As one might expect, there are endless details that an antique exporter must be familiar with. "You can really get taken to the cleaners if you don't know your stuff. In Korea, for example, they make excellent fake antique tansu (chests of drawers). The Japanese are so good at repairs that it's easy to not notice flaws, but they reduce the value of an item considerably."

Most of Gregg's goods come from gyosha, ground-level wholesalers. "The hard thing is building a good network of suppliers who know what you want," he says.

Though auctions in the U.S. are cheap and open to the public, Gregg says auctions in Japan are expensive, clannish, closed to those without a difficult-to-obtain license and risky. "You only have an instant to decide whether to bid on something; you just have a few seconds to spot if, say, a scroll has been repaired, whether it's done on paper or silk, or is a print."

On the other hand, bargains can be found at big temple markets, and one can examine the goods for as long as one wishes, he explains.

As the popularity of Japanese design and antiques booms and the number of traditional homes remaining in Japan rapidly decreases, one would surmise that opportunities in the Japanese antiques market would have reached a plateau. Not so, Gregg says. "In the old days, the manner of saving was for people to keep a third of their wealth in money, another third in property and the other third in cool stuff. So we have all this cool stuff today."

Don't Japanese people want all this cool stuff? "There's certain Japanese things that only foreigners would be interested in," he says, "and that's where I come in."

What kind of things would that be? For example, things that are too bold for Japanese tastes but for a foreigner sum up a certain Japanese spirit, like a byobu (folding screen) with a boldly painted dragon flying across it. Many religious items in particular are undesirable for Japanese because cultural mores hold that these things should be purified through burning. Even such things as Japanese dolls are unlikely to be bought secondhand by a Japanese because they are believed to have spirits of their own and so should be burned at the end of their "life," or otherwise properly treated.

"These lacquered tables are almost identical," he says, pointing at two attractive low tables for incense. "This one is from a home and therefore much more expensive than that one, which is from a temple.
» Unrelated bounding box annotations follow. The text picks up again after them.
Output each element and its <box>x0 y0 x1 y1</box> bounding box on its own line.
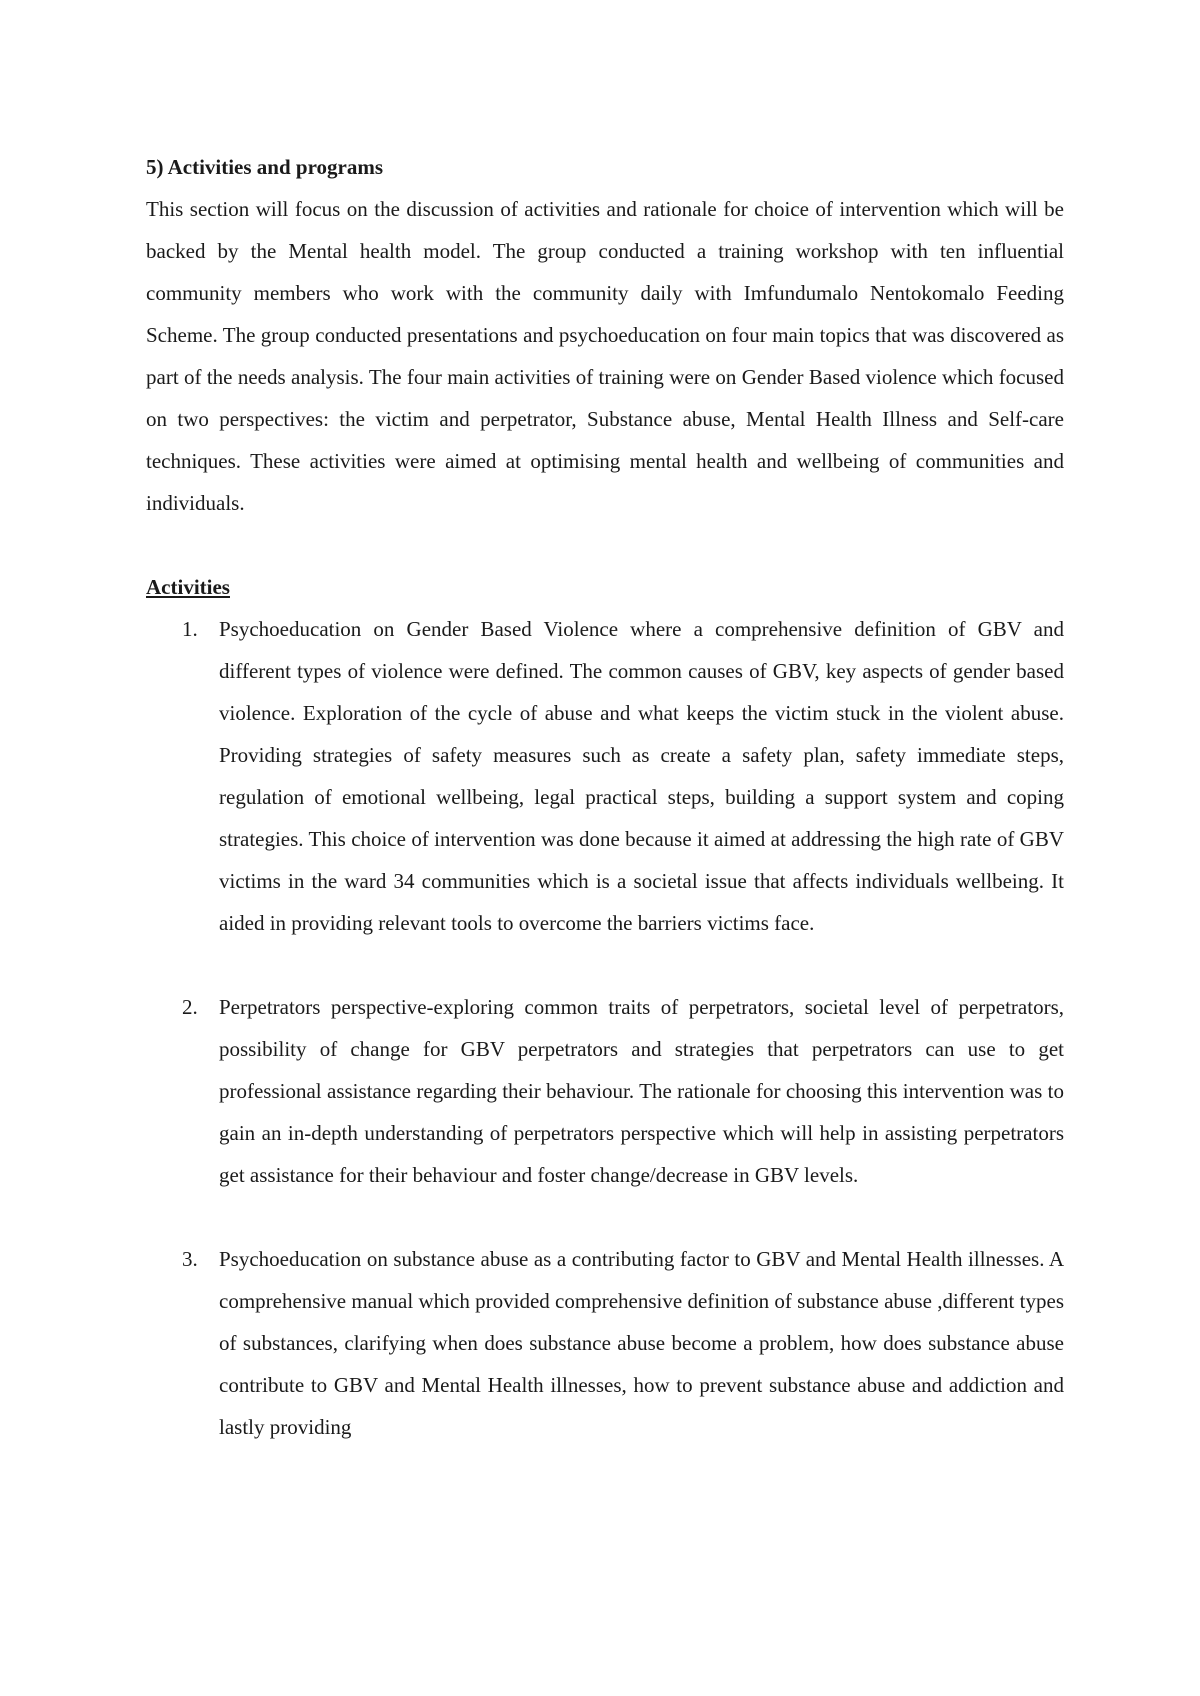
activity-item-1 <box>146 608 1064 944</box>
activity-item-3 <box>146 1238 1064 1448</box>
list-spacer <box>146 1196 1064 1238</box>
activity-number: 2. <box>182 995 198 1019</box>
activities-heading: Activities <box>146 575 230 599</box>
activity-text: Psychoeducation on Gender Based Violence where a comprehensive definition of GBV and different types of violence were defined. The common causes of GBV, key aspects of gender based violence. Exploration of the cycle of abuse and what keeps the victim stuck in the violent abuse. Providing strategies of safety measures such as create a safety plan, safety immediate steps, regulation of emotional wellbeing, legal practical steps, building a support system and coping strategies. This choice of intervention was done because it aimed at addressing the high rate of GBV victims in the ward 34 communities which is a societal issue that affects individuals wellbeing. It aided in providing relevant tools to overcome the barriers victims face. <box>219 617 1064 935</box>
activity-number: 3. <box>182 1247 198 1271</box>
activity-text: Psychoeducation on substance abuse as a contributing factor to GBV and Mental Health illnesses. A comprehensive manual which provided comprehensive definition of substance abuse ,different types of substances, clarifying when does substance abuse become a problem, how does substance abuse contribute to GBV and Mental Health illnesses, how to prevent substance abuse and addiction and lastly providing <box>219 1247 1064 1439</box>
paragraph-spacer <box>146 524 1064 566</box>
activity-number: 1. <box>182 617 198 641</box>
section-heading: 5) Activities and programs <box>146 155 384 179</box>
list-spacer <box>146 944 1064 986</box>
activity-text: Perpetrators perspective-exploring common traits of perpetrators, societal level of perpetrators, possibility of change for GBV perpetrators and strategies that perpetrators can use to get professional assistance regarding their behaviour. The rationale for choosing this intervention was to gain an in-depth understanding of perpetrators perspective which will help in assisting perpetrators get assistance for their behaviour and foster change/decrease in GBV levels. <box>219 995 1064 1187</box>
intro-paragraph: This section will focus on the discussion of activities and rationale for choice of intervention which will be backed by the Mental health model. The group conducted a training workshop with ten influential community members who work with the community daily with Imfundumalo Nentokomalo Feeding Scheme. The group conducted presentations and psychoeducation on four main topics that was discovered as part of the needs analysis. The four main activities of training were on Gender Based violence which focused on two perspectives: the victim and perpetrator, Substance abuse, Mental Health Illness and Self-care techniques. These activities were aimed at optimising mental health and wellbeing of communities and individuals. <box>146 197 1064 515</box>
activity-item-2 <box>146 986 1064 1196</box>
page-content <box>146 146 1064 1448</box>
No Japanese person wants to buy the one from the temple, but in the U.S., people will pay much more for it than the other."

Speculating by buying what no one else seems to want can backfire. "I found this nice, round lacquered box, and I couldn't figure out why no one was interested in it; I thought it might be just right to put things in. Another Japanese dealer looked at it and said, 'Only a foreigner would be interested in a head box.' It was made to carry severed heads!" he laughs.
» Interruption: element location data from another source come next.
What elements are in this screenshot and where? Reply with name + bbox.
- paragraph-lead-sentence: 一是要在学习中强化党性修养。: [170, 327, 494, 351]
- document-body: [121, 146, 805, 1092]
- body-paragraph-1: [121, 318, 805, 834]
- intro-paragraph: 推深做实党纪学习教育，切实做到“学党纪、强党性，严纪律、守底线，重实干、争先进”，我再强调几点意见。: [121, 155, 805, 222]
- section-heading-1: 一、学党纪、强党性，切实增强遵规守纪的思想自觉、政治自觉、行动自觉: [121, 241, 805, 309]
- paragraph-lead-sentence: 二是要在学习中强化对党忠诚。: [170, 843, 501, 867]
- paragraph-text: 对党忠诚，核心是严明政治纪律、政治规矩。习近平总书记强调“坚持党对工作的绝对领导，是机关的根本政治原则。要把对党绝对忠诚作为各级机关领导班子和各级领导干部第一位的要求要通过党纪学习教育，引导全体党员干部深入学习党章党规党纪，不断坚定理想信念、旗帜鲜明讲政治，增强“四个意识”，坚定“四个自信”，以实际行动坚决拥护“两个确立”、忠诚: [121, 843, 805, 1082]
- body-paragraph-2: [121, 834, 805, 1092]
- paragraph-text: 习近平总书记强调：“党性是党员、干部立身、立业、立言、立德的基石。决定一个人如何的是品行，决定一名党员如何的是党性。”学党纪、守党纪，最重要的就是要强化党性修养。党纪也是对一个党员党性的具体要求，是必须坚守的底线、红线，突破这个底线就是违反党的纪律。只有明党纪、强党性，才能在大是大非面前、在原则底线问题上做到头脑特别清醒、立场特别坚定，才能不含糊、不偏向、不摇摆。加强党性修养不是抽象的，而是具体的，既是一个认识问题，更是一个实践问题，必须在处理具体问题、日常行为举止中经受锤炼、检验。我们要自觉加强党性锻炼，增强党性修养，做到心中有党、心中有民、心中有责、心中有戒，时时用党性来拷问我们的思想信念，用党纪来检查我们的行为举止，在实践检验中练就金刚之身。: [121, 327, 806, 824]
On several occasions he has found gold or diamond rings, and even a pearl necklace, in the secret drawers of tansu. The occasional major oversight seems to be just a part of the trade: "Once we overlooked what was written on the side of a piece of pottery's wooden packing box. We sold the piece for $20 and found out later it read 'Made by Living Nationald Treasure . . . '!

"But that was better than the best advertisement we ever did, as everyone heard that story," he laughs. The trick is to minimize such mishaps through knowledge, and Gregg says that he is studying constantly.

"There's a specialized vocabulary that goes on forever, and every piece has a million stories -- that's one of the greatest parts of the business. I study by talking to old people: 'What's this? Why's it so expensive?' They know everything. It's amazing how much people used to know, and scary when you think how little people know now."

While he believes that antique Japanese decorative arts, particularly the mingei (folk art), are the best in the world, he also thinks modern Japanese arts and crafts lack the breadth and depth of quality that art here was once expected to have.

Success in the antique business notwithstanding, Gregg's real passion is music. He leads a dual life: Aside from collecting antiques, he travels the country playing banjo and fiddle in a folk music duo with singer/guitarist Tomoyuki Takaishi, and with a local Irish band.

Japan and Gregg are a good fit. "It's fun here. I haven't had a boring moment since I arrived."